The NAACP and 343 other civil rights and advocacy organizations have appealed to President Biden to halt the deportations. According to Human Rights Watch, documents the organization obtained show that the U.S. Department of Homeland Security warned that migrants and asylum seekers returned to Haiti may face harm, including “violent crime, kidnapping, political crisis and civil unrest.”
The organization also said that medical experts for the Department of Homeland Security filed a disclosure condemning the Title 42 policy in May, saying it “lacked a valid public health justification.”
Human Rights Watch called the expulsions of Haitians “discriminatory and abusive.”
“This violent treatment of Haitians at the border is just the latest example of racially discriminatory, abusive and illegal U.S. border policies that are returning people to harm and humanitarian disaster,” stated Alison Parker, U.S. managing director of Human Rights Watch.
While U.S. Homeland Security Secretary Alejandro Mayorkas announced after traveling to Del Rio this week that the agency is undertaking a disciplinary investigation into the treatment of the Haitian migrants there, we don’t believe that is enough.
We join with others in calling for President Biden to publicly condemn the actions of the border patrol agents and to go on record saying such behavior will be cause for termination.
We also call on the Biden administration to confront, address and overhaul the racially discriminatory immigration policies, including Title 42, and biased enforcement that historically have plagued our nation.
Right now, we take small solace in the monumental task of Vice President Kamala Harris, who earlier this year was directed by President Biden to oversee efforts to address the root causes of migration into the United States from Central America.

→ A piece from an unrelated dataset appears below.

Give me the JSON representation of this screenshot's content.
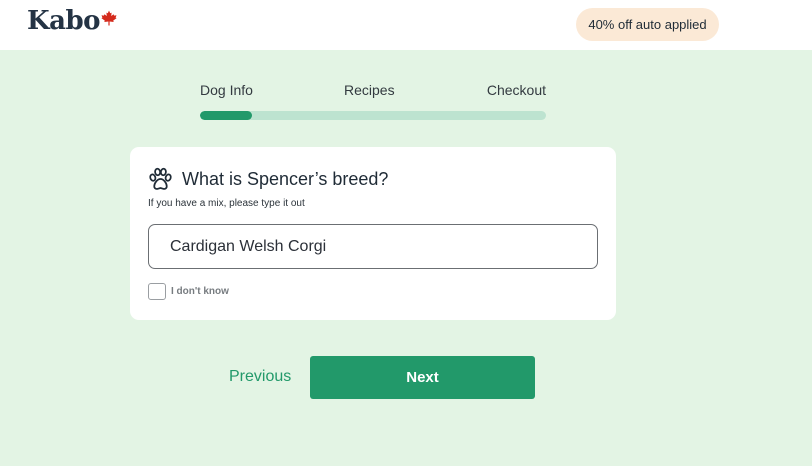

While she has pledged this nation’s aid in creating jobs and stability to help people feel secure in their homelands and lessen the pressures leading to migration, we hope Haiti can be added to her list for assistance.
The United States owes a big debt to Haiti going back centuries, but instead, we have a history of mistreatment toward Haiti and Haitians.
Haitians came to our shores to help fight off the British in the 1770s during our war for independence. And even after Haitians won their independence from colonial power France in 1804, the United States government never recognized the Black nation until 1862, when we were in the throes of our own Civil War over slavery.
The United States has never given Haiti the respect or aid it deserves. We have treated the nation with hostility and domination, including an invasion in 1914 that precipitated a military occupation lasting until 1934.
The U.S. military occupied Haiti again in 1994, when that nation’s democratically elected president, Jean-Bertrand Aristide, returned from exile after fleeing a coup by the Haitian military. When he was re-elected in 2000, the U.S. military worked with the Haitian military to forcibly remove him from office and send him into exile once again — in South Africa.
In the 1990s, we also banned Haitian immigrants from entering the United States and put many Haitian refugees, including pregnant women and children, in a prison camp on the U.S. naval base at Guantanamo Bay, Cuba, because they allegedly had the virus that causes AIDS.
We are mistreating Haitian migrants again in Del Rio at the border.
It is time the United States ends its racially charged and illegal policies and tactics against the poor and Black nation and its people. Our energies should be used to build, not to destroy.
We must demand change from our government when it comes to dealing with Haiti and its people.